Built by interweaving the electronic components and the biology of the ear, the bionic ear is claimed to bring significant improvements over impaired hearings. It’s equipped with a coiled antenna which is capable of receiving radio signals and also transmitting them to the nerve endings of the wearer. This antenna is positioned inside a cartilage structure in which a set of twin wires going out from the cochlea, the most sensitive spiral area in human’s ears.

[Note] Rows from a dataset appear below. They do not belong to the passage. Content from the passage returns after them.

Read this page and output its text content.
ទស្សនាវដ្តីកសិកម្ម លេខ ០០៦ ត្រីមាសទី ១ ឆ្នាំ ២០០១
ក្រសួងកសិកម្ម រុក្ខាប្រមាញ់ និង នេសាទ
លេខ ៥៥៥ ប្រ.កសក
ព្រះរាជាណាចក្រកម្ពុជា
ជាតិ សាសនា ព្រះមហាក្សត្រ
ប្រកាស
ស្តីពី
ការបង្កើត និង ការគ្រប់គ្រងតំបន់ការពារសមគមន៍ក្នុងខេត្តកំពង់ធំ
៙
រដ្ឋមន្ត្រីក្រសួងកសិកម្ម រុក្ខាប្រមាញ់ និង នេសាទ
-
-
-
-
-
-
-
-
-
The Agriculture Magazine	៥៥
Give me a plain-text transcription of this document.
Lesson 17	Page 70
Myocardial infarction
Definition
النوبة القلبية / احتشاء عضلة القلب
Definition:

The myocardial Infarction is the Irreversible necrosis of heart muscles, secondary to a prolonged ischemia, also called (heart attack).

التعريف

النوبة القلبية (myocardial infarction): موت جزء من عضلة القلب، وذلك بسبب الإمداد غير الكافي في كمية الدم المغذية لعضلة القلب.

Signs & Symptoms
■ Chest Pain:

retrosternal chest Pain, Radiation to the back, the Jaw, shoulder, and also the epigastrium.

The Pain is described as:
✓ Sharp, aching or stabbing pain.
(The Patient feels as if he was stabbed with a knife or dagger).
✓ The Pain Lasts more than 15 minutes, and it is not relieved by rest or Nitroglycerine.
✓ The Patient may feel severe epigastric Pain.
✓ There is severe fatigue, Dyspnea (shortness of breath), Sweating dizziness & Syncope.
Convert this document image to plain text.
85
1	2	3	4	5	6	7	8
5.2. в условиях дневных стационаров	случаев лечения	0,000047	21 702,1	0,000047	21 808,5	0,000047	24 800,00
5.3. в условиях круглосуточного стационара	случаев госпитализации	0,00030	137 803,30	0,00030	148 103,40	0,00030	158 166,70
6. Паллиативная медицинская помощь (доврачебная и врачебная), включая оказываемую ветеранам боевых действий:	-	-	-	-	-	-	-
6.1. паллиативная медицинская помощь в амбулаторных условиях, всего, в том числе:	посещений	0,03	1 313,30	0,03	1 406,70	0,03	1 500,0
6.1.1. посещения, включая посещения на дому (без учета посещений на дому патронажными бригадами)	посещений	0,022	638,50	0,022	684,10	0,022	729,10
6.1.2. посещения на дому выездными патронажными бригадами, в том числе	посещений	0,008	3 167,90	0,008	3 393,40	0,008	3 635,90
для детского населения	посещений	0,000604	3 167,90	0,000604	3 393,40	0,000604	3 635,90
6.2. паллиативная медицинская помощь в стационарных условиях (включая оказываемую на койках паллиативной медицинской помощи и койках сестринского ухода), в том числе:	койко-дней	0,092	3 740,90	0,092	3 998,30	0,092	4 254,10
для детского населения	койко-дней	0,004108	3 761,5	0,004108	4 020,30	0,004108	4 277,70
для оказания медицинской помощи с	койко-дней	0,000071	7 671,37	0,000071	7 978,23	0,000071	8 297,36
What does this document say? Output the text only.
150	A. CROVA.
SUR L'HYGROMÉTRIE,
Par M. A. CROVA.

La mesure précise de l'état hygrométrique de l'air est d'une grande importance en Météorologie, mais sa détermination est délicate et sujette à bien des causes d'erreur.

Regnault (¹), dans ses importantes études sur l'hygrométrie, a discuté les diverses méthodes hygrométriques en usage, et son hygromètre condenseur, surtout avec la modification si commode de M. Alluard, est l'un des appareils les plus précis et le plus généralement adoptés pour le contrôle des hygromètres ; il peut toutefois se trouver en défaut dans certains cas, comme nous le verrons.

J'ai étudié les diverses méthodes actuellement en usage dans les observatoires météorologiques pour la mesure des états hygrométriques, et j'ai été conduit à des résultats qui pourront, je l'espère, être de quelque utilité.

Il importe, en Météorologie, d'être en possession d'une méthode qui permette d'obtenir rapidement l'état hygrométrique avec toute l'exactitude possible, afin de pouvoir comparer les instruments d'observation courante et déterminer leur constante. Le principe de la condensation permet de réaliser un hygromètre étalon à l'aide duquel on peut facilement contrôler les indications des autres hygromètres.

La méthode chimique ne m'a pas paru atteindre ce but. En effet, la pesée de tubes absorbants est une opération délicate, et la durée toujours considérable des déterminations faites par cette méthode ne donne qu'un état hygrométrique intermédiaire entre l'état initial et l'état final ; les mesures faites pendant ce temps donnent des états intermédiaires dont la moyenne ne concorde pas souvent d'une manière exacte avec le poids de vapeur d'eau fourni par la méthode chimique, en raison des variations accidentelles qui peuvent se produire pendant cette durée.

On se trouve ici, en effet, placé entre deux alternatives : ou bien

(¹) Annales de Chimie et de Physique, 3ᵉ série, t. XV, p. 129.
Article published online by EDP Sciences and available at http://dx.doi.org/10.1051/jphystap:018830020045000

While the ear itself is composed of entirely plastic, the said antenna is made of a mix of different materials, namely hydrogel, calf cells and silver nano particles. It is the latter that gives it the capability to transmit radio frequency. In spite of all of these, this biometric ear still has to undergo a long period of testing before it can actually be used to help those with hearing dysfunction. Besides, radio wave is only a tip of the iceberg. The team wishes to make the ear compatible with many kinds of audio signals.In fact, their general goal is to “createorgans containing capabilities beyond what human biology ordinarily provides.” Pretty ambitious and scary, eh?